Ante la dependencia de los combustibles fósiles, especialmente de Rusia, se opta por acelerar la transición energética a las energías renovables, de forma que, además de cumplir los objetivos medioambientales en materia de emisiones de CO2, Europa sea capaz de suministrarse energía de forma auto suficiente.
Sin embargo, surge el riesgo de una nueva dependencia, esta vez con China, que domina casi totalmente la tecnología de la energía fotovoltaica, al tener cuotas de mercado incluso del 90% en buena parte de la cadena de valor de esta tecnología.
Esto lo ha entendido Estados Unidos, que en agosto de 2022 aprobó la Inflation Reduction Act (IRA), una ley de apoyo al sector de las energías renovables locales, por la que no sólo se establecen fuertes aranceles a las importaciones de productos fotovoltaicos de China, sino que otorga generosas subvenciones a las empresas que se instalen en Estados Unidos para desarrollar su industria fotovoltaica independiente de China. Tras la aprobación de la IRA, se han anunciado inversiones por más de 28.000 millones de dólares en el sector fotovoltaico de Estados Unidos, parte de ellas a cargo de empresas europeas.

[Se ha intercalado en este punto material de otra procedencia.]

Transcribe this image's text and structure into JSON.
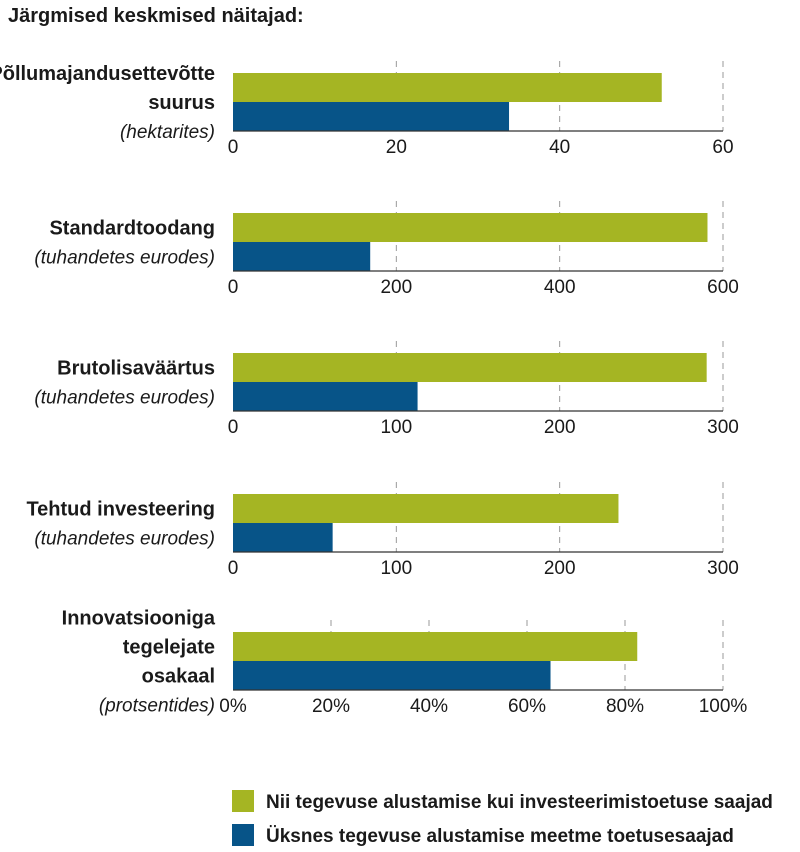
{
  "chart_data": {
    "type": "bar",
    "orientation": "horizontal",
    "title": "Järgmised keskmised näitajad:",
    "legend": [
      {
        "label": "Nii tegevuse alustamise kui investeerimistoetuse saajad",
        "color": "#a5b523"
      },
      {
        "label": "Üksnes tegevuse alustamise meetme toetusesaajad",
        "color": "#075488"
      }
    ],
    "legend_position": "bottom",
    "grid": true,
    "panels": [
      {
        "title_lines": [
          "Põllumajandusettevõtte",
          "suurus"
        ],
        "unit": "(hektarites)",
        "values": [
          52.5,
          33.8
        ],
        "xlim": [
          0,
          60
        ],
        "ticks": [
          "0",
          "20",
          "40",
          "60"
        ],
        "tick_values": [
          0,
          20,
          40,
          60
        ]
      },
      {
        "title_lines": [
          "Standardtoodang"
        ],
        "unit": "(tuhandetes eurodes)",
        "values": [
          581,
          168
        ],
        "xlim": [
          0,
          600
        ],
        "ticks": [
          "0",
          "200",
          "400",
          "600"
        ],
        "tick_values": [
          0,
          200,
          400,
          600
        ]
      },
      {
        "title_lines": [
          "Brutolisaväärtus"
        ],
        "unit": "(tuhandetes eurodes)",
        "values": [
          290,
          113
        ],
        "xlim": [
          0,
          300
        ],
        "ticks": [
          "0",
          "100",
          "200",
          "300"
        ],
        "tick_values": [
          0,
          100,
          200,
          300
        ]
      },
      {
        "title_lines": [
          "Tehtud investeering"
        ],
        "unit": "(tuhandetes eurodes)",
        "values": [
          236,
          61
        ],
        "xlim": [
          0,
          300
        ],
        "ticks": [
          "0",
          "100",
          "200",
          "300"
        ],
        "tick_values": [
          0,
          100,
          200,
          300
        ]
      },
      {
        "title_lines": [
          "Innovatsiooniga",
          "tegelejate",
          "osakaal"
        ],
        "unit": "(protsentides)",
        "values": [
          82.5,
          64.8
        ],
        "xlim": [
          0,
          100
        ],
        "ticks": [
          "0%",
          "20%",
          "40%",
          "60%",
          "80%",
          "100%"
        ],
        "tick_values": [
          0,
          20,
          40,
          60,
          80,
          100
        ]
      }
    ]
  }
}
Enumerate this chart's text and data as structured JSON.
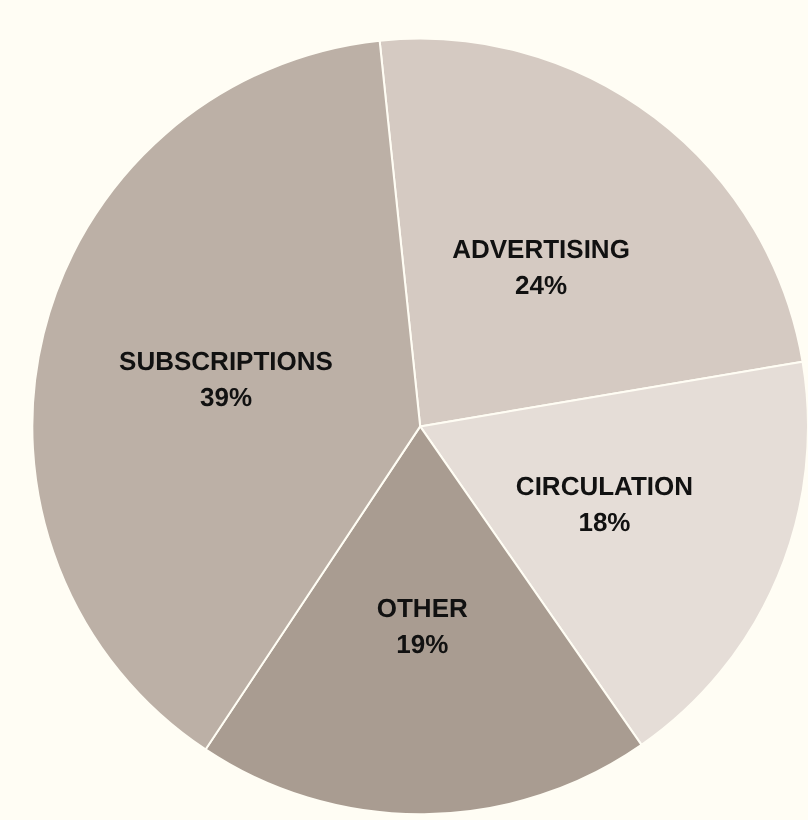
{
  "chart_data": {
    "type": "pie",
    "categories": [
      "ADVERTISING",
      "CIRCULATION",
      "OTHER",
      "SUBSCRIPTIONS"
    ],
    "values": [
      24,
      18,
      19,
      39
    ],
    "value_labels": [
      "24%",
      "18%",
      "19%",
      "39%"
    ],
    "colors": [
      "#d5cac2",
      "#e5ddd7",
      "#a99c91",
      "#bcb0a6"
    ],
    "legend": false
  }
}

Europa corre el riesgo de quedarse atrás si no reacciona con un plan similar al americano, al menos en lo que se refiere a las subvenciones. El anuncio, el pasado 1 de febrero, de un "Green Deal Industrial Plan" por parte de la Comisión Europea es un paso prometedor para dotarse de una industria energética renovable propia por parte de la UE. Pero requiere concreción y no sólo declaraciones de buenos principios. Y rapidez. Aquí sí que es clave la rapidez, porque el tiempo juega en nuestra contra.